Apologies for the long post, I just wanted to be as detailed as possible. I'll add room photos when I figure out how 😊. 

Thanks very much for reading

Kind regards

Lyndon


128x128painter24
You might try a diagonal orientation, with the bay window along one of the rear walls rather than one of the front ones.  This can angle the first sidewall reflections so that they miss the listening position.  And it doesn't need to be a perfect diagonal either - if it is off a little bit, that can help stagger the distances your woofers are from the nearby walls, which in turn can help smooth the bass a little bit.  

The closer you are to the speakers, the more the direct sound will dominate over the reverberant sound.  This may or may not be an improvement, but is worth experimenting with. 

Also experiment with toe-in, perhaps even including criss-crossing the speaker axes slightly in front of you (spread them a bit further apart than normal in that case), as this is a way of manipulating the early reflections. 

Floyd Toole used a diagonal configuration in the smaller of his two home listening rooms when he worked for the NRC in Canada, and Roger Sanders routinely uses a diagonal or semi-diagonal configuration in the crappy hotel rooms we have at audio shows. 

Duke
You might try a diagonal orientation, with the bay window along one of the rear walls rather than one of the front ones.
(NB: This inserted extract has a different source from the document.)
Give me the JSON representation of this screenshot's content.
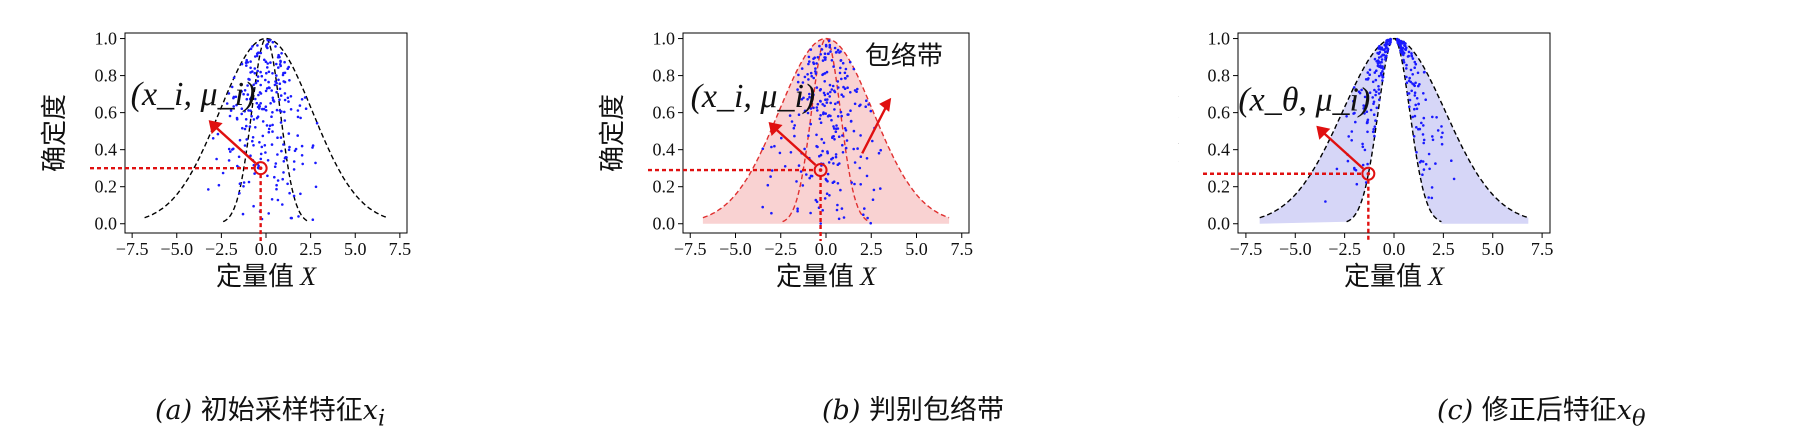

This can angle the first sidewall reflections so that they miss the listening position.




Sorry, you lost me there 😊. Please could you elaborate on this, and please don't worry about talking down to me, pretend you're talking to a 6yr old, as that's how I feel with this aspect of hifi 😊
"Sorry, you lost me there..."  

Let's start with your current configuration.  Imagine looking down on your room from above, so that it looks like a square (almost).   The speakers are at the top of the square, with the bay window on one side, and the listening position is at the bottom of the square.  
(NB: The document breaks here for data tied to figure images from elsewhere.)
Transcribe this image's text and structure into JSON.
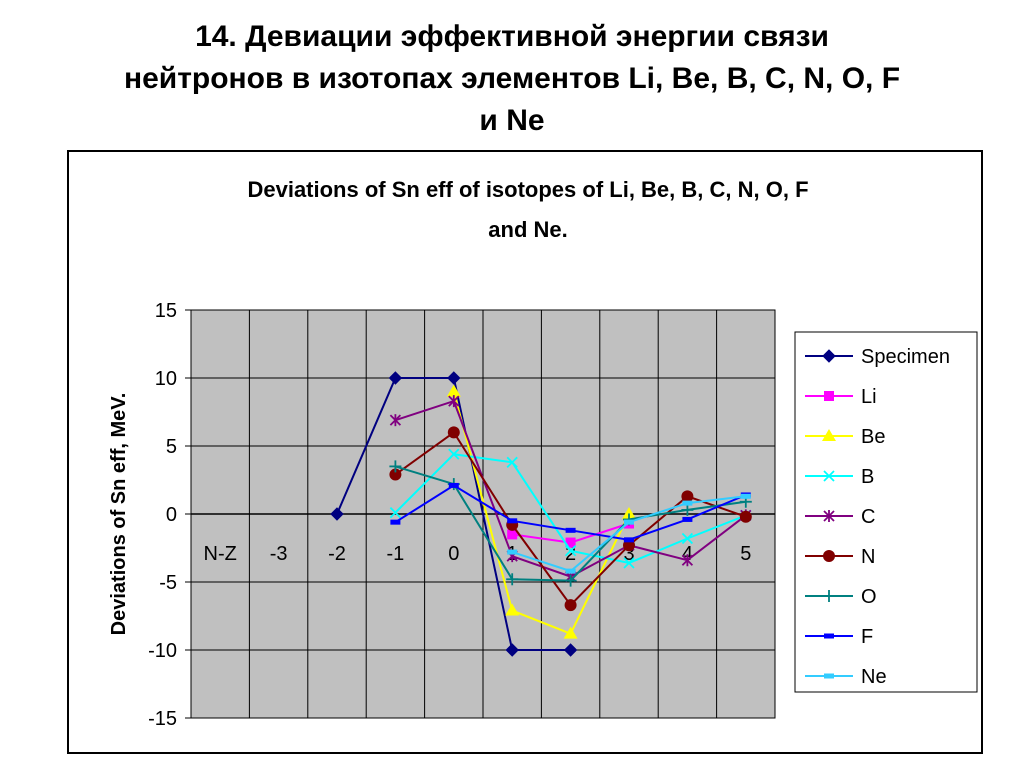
{
  "slide": {
    "title_lines": [
      "14. Девиации эффективной энергии связи",
      "нейтронов в изотопах элементов Li, Be, B, C, N, O, F",
      "и Ne"
    ]
  },
  "chart_data": {
    "type": "line",
    "title_lines": [
      "Deviations of Sn eff of isotopes of Li, Be, B, C, N, O, F",
      "and Ne."
    ],
    "xlabel": "N-Z",
    "ylabel": "Deviations of Sn eff, MeV.",
    "x_categories": [
      "N-Z",
      "-3",
      "-2",
      "-1",
      "0",
      "1",
      "2",
      "3",
      "4",
      "5"
    ],
    "y_ticks": [
      "15",
      "10",
      "5",
      "0",
      "-5",
      "-10",
      "-15"
    ],
    "ylim": [
      -15,
      15
    ],
    "grid": true,
    "plot_background": "#c0c0c0",
    "legend_position": "right",
    "series": [
      {
        "name": "Specimen",
        "color": "#000080",
        "marker": "diamond",
        "points": [
          [
            -2,
            0
          ],
          [
            -1,
            10
          ],
          [
            0,
            10
          ],
          [
            1,
            -10
          ],
          [
            2,
            -10
          ]
        ]
      },
      {
        "name": "Li",
        "color": "#ff00ff",
        "marker": "square",
        "points": [
          [
            1,
            -1.5
          ],
          [
            2,
            -2.1
          ],
          [
            3,
            -0.7
          ]
        ]
      },
      {
        "name": "Be",
        "color": "#ffff00",
        "marker": "triangle",
        "points": [
          [
            0,
            9
          ],
          [
            1,
            -7.1
          ],
          [
            2,
            -8.8
          ],
          [
            3,
            0
          ]
        ]
      },
      {
        "name": "B",
        "color": "#00ffff",
        "marker": "x",
        "points": [
          [
            -1,
            0.1
          ],
          [
            0,
            4.4
          ],
          [
            1,
            3.8
          ],
          [
            2,
            -2.7
          ],
          [
            3,
            -3.6
          ],
          [
            4,
            -1.8
          ],
          [
            5,
            -0.1
          ]
        ]
      },
      {
        "name": "C",
        "color": "#800080",
        "marker": "star",
        "points": [
          [
            -1,
            6.9
          ],
          [
            0,
            8.3
          ],
          [
            1,
            -3.1
          ],
          [
            2,
            -4.6
          ],
          [
            3,
            -2.3
          ],
          [
            4,
            -3.4
          ],
          [
            5,
            -0.1
          ]
        ]
      },
      {
        "name": "N",
        "color": "#800000",
        "marker": "circle",
        "points": [
          [
            -1,
            2.9
          ],
          [
            0,
            6
          ],
          [
            1,
            -0.8
          ],
          [
            2,
            -6.7
          ],
          [
            3,
            -2.3
          ],
          [
            4,
            1.3
          ],
          [
            5,
            -0.2
          ]
        ]
      },
      {
        "name": "O",
        "color": "#008080",
        "marker": "plus",
        "points": [
          [
            -1,
            3.5
          ],
          [
            0,
            2.2
          ],
          [
            1,
            -4.8
          ],
          [
            2,
            -4.9
          ],
          [
            3,
            -0.4
          ],
          [
            4,
            0.3
          ],
          [
            5,
            0.9
          ]
        ]
      },
      {
        "name": "F",
        "color": "#0000ff",
        "marker": "dash",
        "points": [
          [
            -1,
            -0.6
          ],
          [
            0,
            2.1
          ],
          [
            1,
            -0.5
          ],
          [
            2,
            -1.2
          ],
          [
            3,
            -1.9
          ],
          [
            4,
            -0.4
          ],
          [
            5,
            1.4
          ]
        ]
      },
      {
        "name": "Ne",
        "color": "#33ccff",
        "marker": "dash",
        "points": [
          [
            1,
            -2.8
          ],
          [
            2,
            -4.2
          ],
          [
            3,
            -0.6
          ],
          [
            4,
            0.8
          ],
          [
            5,
            1.3
          ]
        ]
      }
    ]
  }
}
Now leave speakers and listening position where they are, and rotate the room itself 45 degrees (so that it is now a diamond instead of a square).  Instead of there being a wall behind your listening position, now there is a corner.  Likewise there is a corner between and behind the speakers.  In practice you may have to scoot your speakers and/or listening position a bit closer to the center of the room for everything to fit. 

Now that I think about it, it would probably make sense for the bay window to be along one of the walls beside the speakers, with some skewing of the diagonal (like 40 degrees of rotation instead of 45) if the bay window intrudes too much.  

You might want to draw this configuration, and then take a ruler and trace the first reflection paths, with angle of incidence equaling angle of reflection.  There will be a first reflection zone on each of the walls to the sides of the listening area.    I suggest diffusion or thick absorption in those areas, but if you use absorption, don't make the panels much bigger than they need to be to spot-treat that first reflection, at least at first, as imo too much absorption can suck the life out of the sound.   In practice you can find these first reflection zones by placing a mirror on the wall and moving it until you can turn your head and see the tweeter from your listening position.

I'm not sure it would be practical to place acoustic treatment panels along the bay window, and that's why I reconsidered where the bay window should end up.